Ashwin spins India to victory

Ashwin spins India to victory

Ashwin spins India to victory

How often do you get to see a spinner waiting for the new ball to make an impact? With the pitch getting progressively sluggish and the batsmen managing to negotiate the slow turn, it needed the second new ball — first instance that India had to take it in this series — for R Ashwin to put an end to a rare South African resistance.

In an impressive spell of 4.5-1-16-4 in the post-tea session, man of the match Ashwin wiped off the lower order as South Africa, resuming at 32/2 in a chase of 310, folded for 185 with more than an hour’s play left on the third day of the third Test here at the VCA stadium on Friday.

Ashwin’s returns of 7/66 in the second innings were his best in an innings while his 12/98 for the match — he had first innings figures of 5/32 — gave him his fourth 10-wicket haul in a match. His three five-wicket hauls in the series, with still a Test to go in Delhi, have netted the off-spinner 24 wickets from five innings thus far.
Ashwin’s partner in crime, Ravindra Jadeja, endured a rare wicketless innings but leggie Amit Mishra (3/51), like he had done in Mohali, provided crucial breakthroughs to open the floodgates.

While the 124-run win handed India an unassailable 2-0 lead, it ended South Africa’s unbeaten run in a series for nine years on the road.

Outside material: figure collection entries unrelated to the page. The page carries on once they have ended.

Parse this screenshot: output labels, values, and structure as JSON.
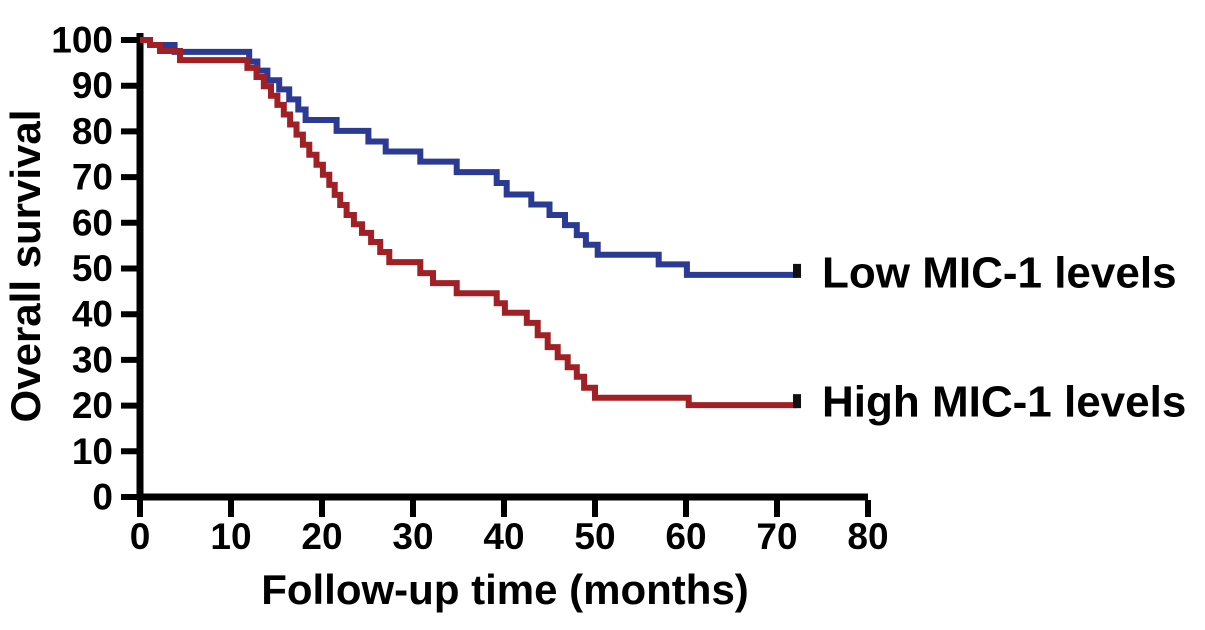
{
  "chart_data": {
    "type": "line",
    "subtype": "kaplan-meier-step",
    "title": "",
    "xlabel": "Follow-up time (months)",
    "ylabel": "Overall survival",
    "xlim": [
      0,
      80
    ],
    "ylim": [
      0,
      100
    ],
    "x_ticks": [
      0,
      10,
      20,
      30,
      40,
      50,
      60,
      70,
      80
    ],
    "y_ticks": [
      0,
      10,
      20,
      30,
      40,
      50,
      60,
      70,
      80,
      90,
      100
    ],
    "grid": false,
    "legend_position": "right-of-curve-end",
    "axis_color": "#000000",
    "censor_tick_color": "#111111",
    "series": [
      {
        "name": "Low MIC-1 levels",
        "color": "#2b3a92",
        "end_x": 72.2,
        "end_value": 48.6,
        "steps": [
          [
            0,
            100
          ],
          [
            1.1,
            98.9
          ],
          [
            3.8,
            97.4
          ],
          [
            12,
            95.3
          ],
          [
            12.9,
            93.3
          ],
          [
            14,
            91.2
          ],
          [
            15.3,
            89.2
          ],
          [
            16.4,
            87.0
          ],
          [
            17.4,
            84.8
          ],
          [
            18.2,
            82.5
          ],
          [
            21.6,
            80.1
          ],
          [
            25.1,
            77.8
          ],
          [
            27,
            75.6
          ],
          [
            30.8,
            73.4
          ],
          [
            34.8,
            71.1
          ],
          [
            39.2,
            68.7
          ],
          [
            40.3,
            66.2
          ],
          [
            43,
            64.0
          ],
          [
            45,
            61.7
          ],
          [
            46.7,
            59.5
          ],
          [
            48,
            57.3
          ],
          [
            49,
            55.2
          ],
          [
            50.3,
            53.0
          ],
          [
            57,
            50.9
          ],
          [
            60.1,
            48.6
          ]
        ]
      },
      {
        "name": "High MIC-1 levels",
        "color": "#a02025",
        "end_x": 72.2,
        "end_value": 20.1,
        "steps": [
          [
            0,
            100
          ],
          [
            1.1,
            98.9
          ],
          [
            2.2,
            97.6
          ],
          [
            4.4,
            95.6
          ],
          [
            11.8,
            93.9
          ],
          [
            12.8,
            91.9
          ],
          [
            13.6,
            89.9
          ],
          [
            14.4,
            87.8
          ],
          [
            15.1,
            85.8
          ],
          [
            15.8,
            83.7
          ],
          [
            16.5,
            81.5
          ],
          [
            17.2,
            79.3
          ],
          [
            17.9,
            77.1
          ],
          [
            18.6,
            74.9
          ],
          [
            19.4,
            72.7
          ],
          [
            20.1,
            70.5
          ],
          [
            20.8,
            68.3
          ],
          [
            21.4,
            66.1
          ],
          [
            22,
            63.9
          ],
          [
            22.7,
            61.7
          ],
          [
            23.5,
            59.7
          ],
          [
            24.4,
            57.8
          ],
          [
            25.4,
            55.8
          ],
          [
            26.4,
            53.6
          ],
          [
            27.4,
            51.4
          ],
          [
            30.8,
            49.0
          ],
          [
            32.2,
            46.8
          ],
          [
            34.8,
            44.6
          ],
          [
            39.2,
            42.4
          ],
          [
            40.1,
            40.3
          ],
          [
            42.5,
            38.1
          ],
          [
            43.7,
            35.4
          ],
          [
            44.8,
            32.8
          ],
          [
            45.9,
            30.6
          ],
          [
            47,
            28.4
          ],
          [
            48,
            26.3
          ],
          [
            48.8,
            23.9
          ],
          [
            50,
            21.7
          ],
          [
            60.3,
            20.1
          ]
        ]
      }
    ]
  },
  "legend": {
    "low_label": "Low MIC-1 levels",
    "high_label": "High MIC-1 levels"
  }
}
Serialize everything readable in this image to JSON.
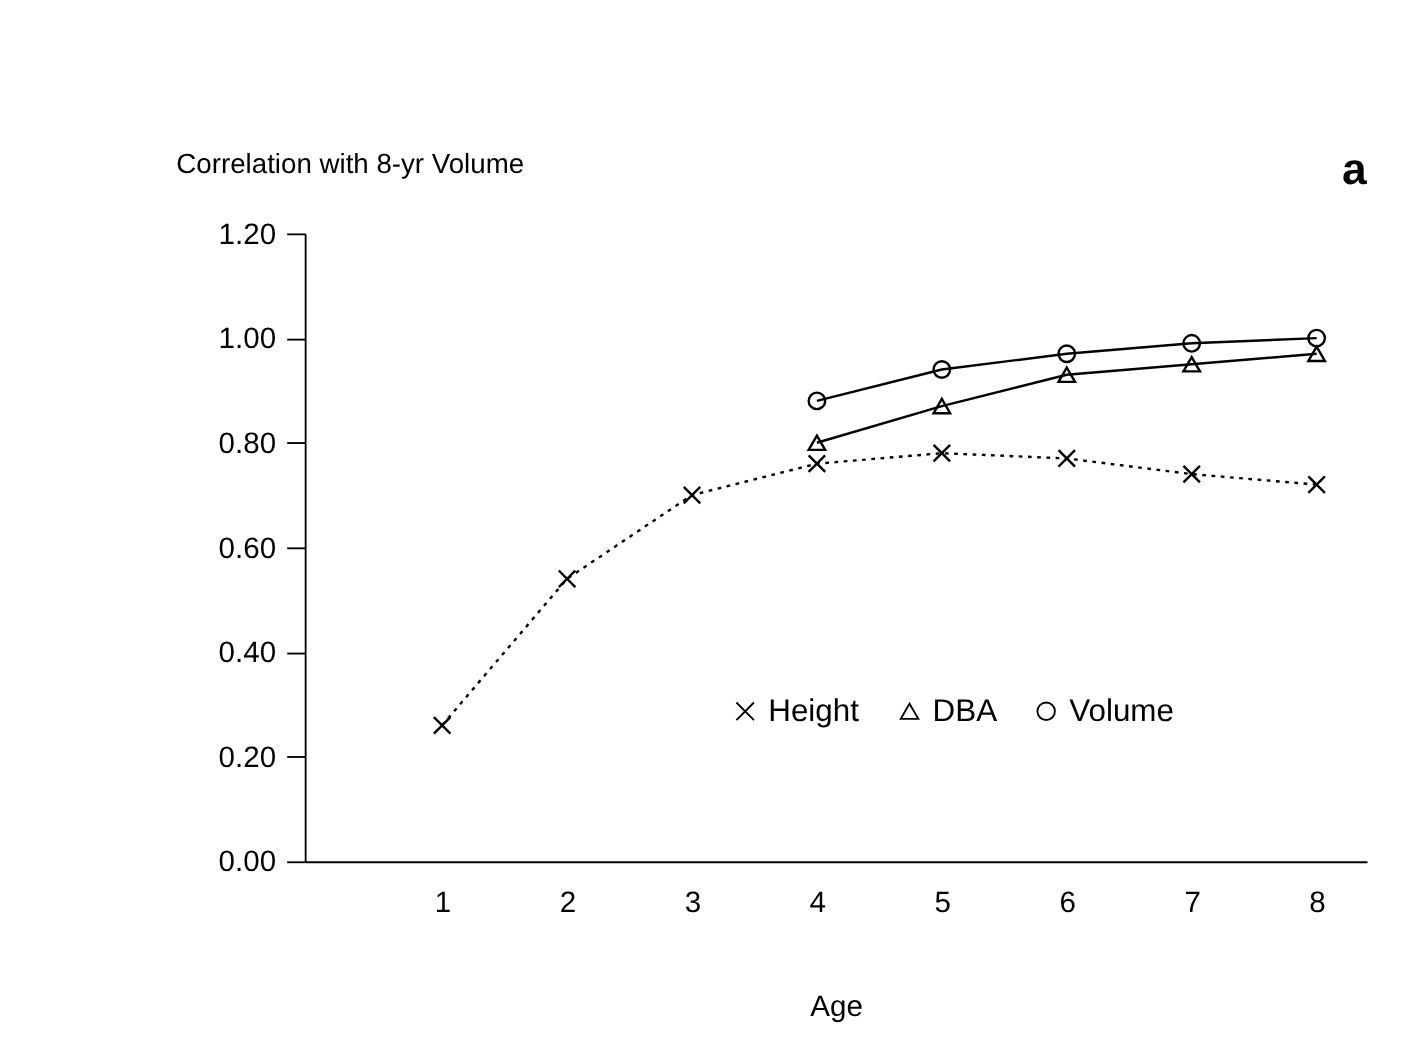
{
  "chart_data": {
    "type": "line",
    "ylabel": "Correlation with 8-yr Volume",
    "xlabel": "Age",
    "x": [
      1,
      2,
      3,
      4,
      5,
      6,
      7,
      8
    ],
    "xlim": [
      -0.1,
      8.4
    ],
    "xticks": [
      1,
      2,
      3,
      4,
      5,
      6,
      7,
      8
    ],
    "ylim": [
      0,
      1.2
    ],
    "yticks": [
      {
        "value": 0,
        "label": "0.00"
      },
      {
        "value": 0.2,
        "label": "0.20"
      },
      {
        "value": 0.4,
        "label": "0.40"
      },
      {
        "value": 0.6,
        "label": "0.60"
      },
      {
        "value": 0.8,
        "label": "0.80"
      },
      {
        "value": 1.0,
        "label": "1.00"
      },
      {
        "value": 1.2,
        "label": "1.20"
      }
    ],
    "series": [
      {
        "name": "Height",
        "color": "#000000",
        "marker": "cross",
        "line_style": "dotted",
        "values": [
          0.26,
          0.54,
          0.7,
          0.76,
          0.78,
          0.77,
          0.74,
          0.72
        ]
      },
      {
        "name": "DBA",
        "color": "#000000",
        "marker": "triangle",
        "line_style": "solid",
        "values": [
          null,
          null,
          null,
          0.8,
          0.87,
          0.93,
          0.95,
          0.97
        ]
      },
      {
        "name": "Volume",
        "color": "#000000",
        "marker": "circle",
        "line_style": "solid",
        "values": [
          null,
          null,
          null,
          0.88,
          0.94,
          0.97,
          0.99,
          1.0
        ]
      }
    ],
    "annotations": [
      "a"
    ],
    "legend": "bottom right",
    "grid": false
  }
}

This is also the first home Test series win for skipper Virat Kohli and the second in a row after a 2-1 triumph in Sri Lanka.

Going into the third day, it was a matter of when rather than if. Having crashed to 79 in the first innings, South Africa weren’t expected to present much of a fight on a wicket where batting wasn’t the easiest of jobs. Their travails in relatively better conditions at Mohali and Bengaluru didn’t offer much hope either. And when opener Dean Elgar and AB de Villiers departed in the space six overs in the opening session, not many would have given South Africa a chance to last till the lunch. Amla (39, 219m, 167b, 2x4) and Faf du Plessis (39, 185m, 152b, 3x4, 1x6), however, frustrated the Indian bowlers.

While the two, who haven’t been amongst runs this series, showed a determination unseen in the previous four innings, the rub of the green too went their way. Edges fell short of fielders and difficult chances weren’t converted. Their effort also highlighted the fact that if the batsmen put their heads down and played the ball on its merit, survival on this surface wasn’t impossible. The 89.5 overs that South Africa played out here were the highest that any team has managed in a completed innings of this series while the 344 minutes that the visitors lasted are the longest by either team.

Between them, Amla and du Plessis raised 72 runs, the second highest partnership for them in five innings, but more importantly they consumed 173 minutes and 281 balls.

As India’s patience began to wear thin, though it was only the third day of the match, Mishra came up with a gem of delivery to end Amla’s vigil in the middle. Mishra drifted one on the off and got it to shape away from Amla whose forward defensive push resulted in an edge to Kohli at close-in field.

In the next over, Mishra cleaned up a pulling du Plessis who couldn’t get to a ball that almost rolled along the carpet. With both set batsmen gone in the space of 11 balls, India looked primed to perform last rites as they broke for tea.

JP Duminy and Dane Vilas battled along for nearly 10 overs before the new ball did them in. Ashwin dismissed both of them in the same over while Kagiso Rabada and Morne Morkel were easy meats for a bowler at the peak of his bowling prowess.